Slab City, rencontre avec Chad

 

SUR LA ROUTE DE SLAB CITY

“J’ai peur de l’avenir” – rencontre avec Chad

 

Chad marchait seul dans le bush, torse nu, une laisse autour du coup, un grand poignard à la ceinture, lorsque je l’ai abordé. « Je cherche mon chien. Je suis sûr qu’il est chez Molly ». On a fait trois pas ensemble dans un sable jonché de détritus, pour retrouver la piste carrossable. Chad est monté, ajusta la ceinture de sécurité. J’ai roulé. Pas bien longtemps.

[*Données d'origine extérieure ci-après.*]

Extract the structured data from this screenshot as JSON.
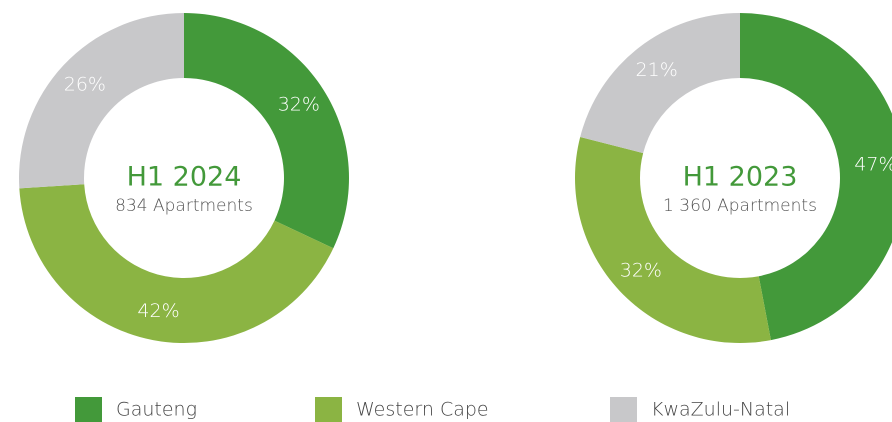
{
  "chart_data": [
    {
      "type": "pie",
      "title": "H1 2024",
      "subtitle": "834 Apartments",
      "categories": [
        "Gauteng",
        "Western Cape",
        "KwaZulu-Natal"
      ],
      "values": [
        32,
        42,
        26
      ],
      "value_labels": [
        "32%",
        "42%",
        "26%"
      ],
      "colors": [
        "#43993a",
        "#8bb443",
        "#c8c8ca"
      ]
    },
    {
      "type": "pie",
      "title": "H1 2023",
      "subtitle": "1 360 Apartments",
      "categories": [
        "Gauteng",
        "Western Cape",
        "KwaZulu-Natal"
      ],
      "values": [
        47,
        32,
        21
      ],
      "value_labels": [
        "47%",
        "32%",
        "21%"
      ],
      "colors": [
        "#43993a",
        "#8bb443",
        "#c8c8ca"
      ]
    }
  ]
}
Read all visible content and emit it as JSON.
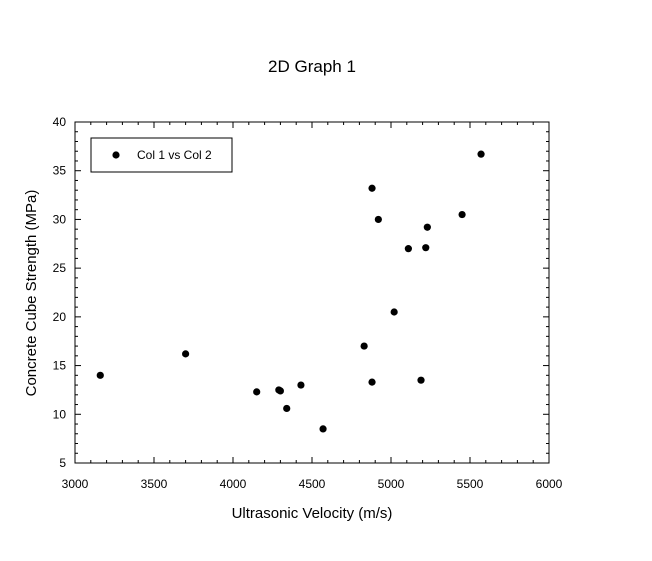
{
  "chart_data": {
    "type": "scatter",
    "title": "2D Graph 1",
    "xlabel": "Ultrasonic Velocity (m/s)",
    "ylabel": "Concrete Cube Strength (MPa)",
    "xlim": [
      3000,
      6000
    ],
    "ylim": [
      5,
      40
    ],
    "x_ticks": [
      3000,
      3500,
      4000,
      4500,
      5000,
      5500,
      6000
    ],
    "y_ticks": [
      5,
      10,
      15,
      20,
      25,
      30,
      35,
      40
    ],
    "grid": false,
    "legend_position": "top-left",
    "series": [
      {
        "name": "Col 1 vs Col 2",
        "color": "#000000",
        "marker": "circle",
        "points": [
          {
            "x": 3160,
            "y": 14.0
          },
          {
            "x": 3700,
            "y": 16.2
          },
          {
            "x": 4150,
            "y": 12.3
          },
          {
            "x": 4290,
            "y": 12.5
          },
          {
            "x": 4300,
            "y": 12.4
          },
          {
            "x": 4340,
            "y": 10.6
          },
          {
            "x": 4430,
            "y": 13.0
          },
          {
            "x": 4570,
            "y": 8.5
          },
          {
            "x": 4830,
            "y": 17.0
          },
          {
            "x": 4880,
            "y": 13.3
          },
          {
            "x": 4880,
            "y": 33.2
          },
          {
            "x": 4920,
            "y": 30.0
          },
          {
            "x": 5020,
            "y": 20.5
          },
          {
            "x": 5110,
            "y": 27.0
          },
          {
            "x": 5190,
            "y": 13.5
          },
          {
            "x": 5220,
            "y": 27.1
          },
          {
            "x": 5230,
            "y": 29.2
          },
          {
            "x": 5450,
            "y": 30.5
          },
          {
            "x": 5570,
            "y": 36.7
          }
        ]
      }
    ]
  }
}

Voilà, c’est là. J’ai stoppé. Chad est sorti le premier, il siffla, « Sophie », c’est une chienne, est arrivée frétillante et baveuse, suivie de Mollie la propriétaire de ce van assorti d’un appentis de fortune, une petite femme sèche au sourire avenant, les bras tatouée de l’épaule au poignet « putain, Chad t’es matinal aujourd’hui. Moi, je peux pas décoller si j’ai pas ma dose de café ». Sophie est montée dans la bagnole, fière comme Artaban. On a filé chez Chad.

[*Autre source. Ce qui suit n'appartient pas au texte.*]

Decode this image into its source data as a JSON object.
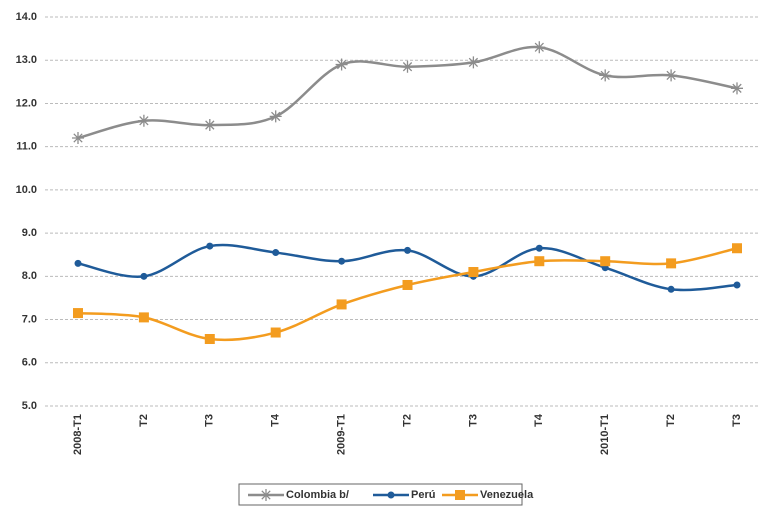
{
  "chart_data": {
    "type": "line",
    "categories": [
      "2008-T1",
      "T2",
      "T3",
      "T4",
      "2009-T1",
      "T2",
      "T3",
      "T4",
      "2010-T1",
      "T2",
      "T3"
    ],
    "series": [
      {
        "name": "Colombia b/",
        "color": "#8c8c8c",
        "marker": "asterisk",
        "values": [
          11.2,
          11.6,
          11.5,
          11.7,
          12.9,
          12.85,
          12.95,
          13.3,
          12.65,
          12.65,
          12.35
        ]
      },
      {
        "name": "Perú",
        "color": "#1f5b99",
        "marker": "circle",
        "values": [
          8.3,
          8.0,
          8.7,
          8.55,
          8.35,
          8.6,
          8.0,
          8.65,
          8.2,
          7.7,
          7.8
        ]
      },
      {
        "name": "Venezuela",
        "color": "#f39c1f",
        "marker": "square",
        "values": [
          7.15,
          7.05,
          6.55,
          6.7,
          7.35,
          7.8,
          8.1,
          8.35,
          8.35,
          8.3,
          8.65
        ]
      }
    ],
    "ylim": [
      5,
      14
    ],
    "yticks": [
      {
        "value": 5,
        "label": "5.0"
      },
      {
        "value": 6,
        "label": "6.0"
      },
      {
        "value": 7,
        "label": "7.0"
      },
      {
        "value": 8,
        "label": "8.0"
      },
      {
        "value": 9,
        "label": "9.0"
      },
      {
        "value": 10,
        "label": "10.0"
      },
      {
        "value": 11,
        "label": "11.0"
      },
      {
        "value": 12,
        "label": "12.0"
      },
      {
        "value": 13,
        "label": "13.0"
      },
      {
        "value": 14,
        "label": "14.0"
      }
    ],
    "grid": true,
    "legend": "bottom"
  }
}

Sa caravane est plantée à une borne de là au milieu d’un amoncellement de ferraille, de fauteuils défoncés, d’une tonne de détritus à faire les intrus. Un drapeau américain couvre une grille en fer que l’on pousse « fais gaffe qu’en tu rentres ».

Chad était « Monsieur je sais tout faire », un boulot à bosser dur, à cavaler pas mal, cinq Motels 6, répartis dans cinq villes du Montana, à réparer toutes les bricoles qui déconnent dans les piaulent, les lavabos, chasses d’eau et ventilos. Bref la routine.

Il y a déjà quatre ans, avec son pote Daniel, ils se font une soirée pizza, bière pour regarder le film de Sean Penn, « Into the Wild ». Les deux gars se regardent « on a 40 balais passés et si on se pointait là bas ». Ils chargent la tente et le barda et quelques pleins d’essence plus tard, ils se retrouvent à planter les sardines dans le sable brûlant de Slab City. Daniel ne reste pas, Chad s’incruste. Il large le téléphone, l’ordi, il garde son harmonica et vend sa Subaru pour 2500 $ « j’ai compris que là, je pouvais vivre à poil si je le voulais. Qu’ici, si je voulais cuisiner dehors avec du bois mort, ça aussi je pouvais le faire ».

A 49 ans, Chad vit ainsi depuis quatre ans dans ce carré de sable chaud. Il vient de se construire une sorte de yourte cosmique au pied de son van où désormais il cuisine. Il survit ainsi, seul, avec son chien Sophie. Il me parle de sa nana, elle s’est barrée pour la quatrième fois en deux ans. Il explique « elle accepte mal les compromis de la vie de couple ». Il a les boules.

Il fait ses comptes, « l’été, il me faut 65 $ pour vivre, l’hiver, je me fais jusqu’à 300 $ par mois lorsque le camp se remplie ». Il gratte ici et là, quelques dollars à revendre des merdouilles arrachés au désert. D’une boîte en fer qu’il a bien du mal à ouvrir, il me montre des Buffalo Nickel. D’une autre boîte, il sort des vieux téléphones trouvés dans le sable. Il farfouille un temps dans un capharnaüm inouï pour trouver une boîte blanche remplie de vieilles montres. Il énumère tous les prix « ça, je peux me faire 10 bucks, ça p’t’être 20 ? ». Mais son principal gagne pain, c’est collecté les débris des obus largués par l’armée lorsque sont organisés des manœuvres militaires à une portée de canon de Slab City.

Il tue aussi le temps, souvent, à fumer de l’herbe achetée 10 dollars le sachet. Il gratouille des bois morts, il griffonne par mal, sur du papier froissé, des muses entourées de dauphins. Il joue de la guitare, il dit « je suis un artiste ». Il compte un dollar, puis un dollar. Il ouvre les placards, ils sont vides. Il attend l’arrivée du camion sanitaire pour se voir distribuer une box remplie de victuailles, une par mois, c’est maigre. Il agite un sachet de protéine et un paquet de pomme de terre déshydratée à moitié vide. Il dit « j’ai peur de l’avenir ».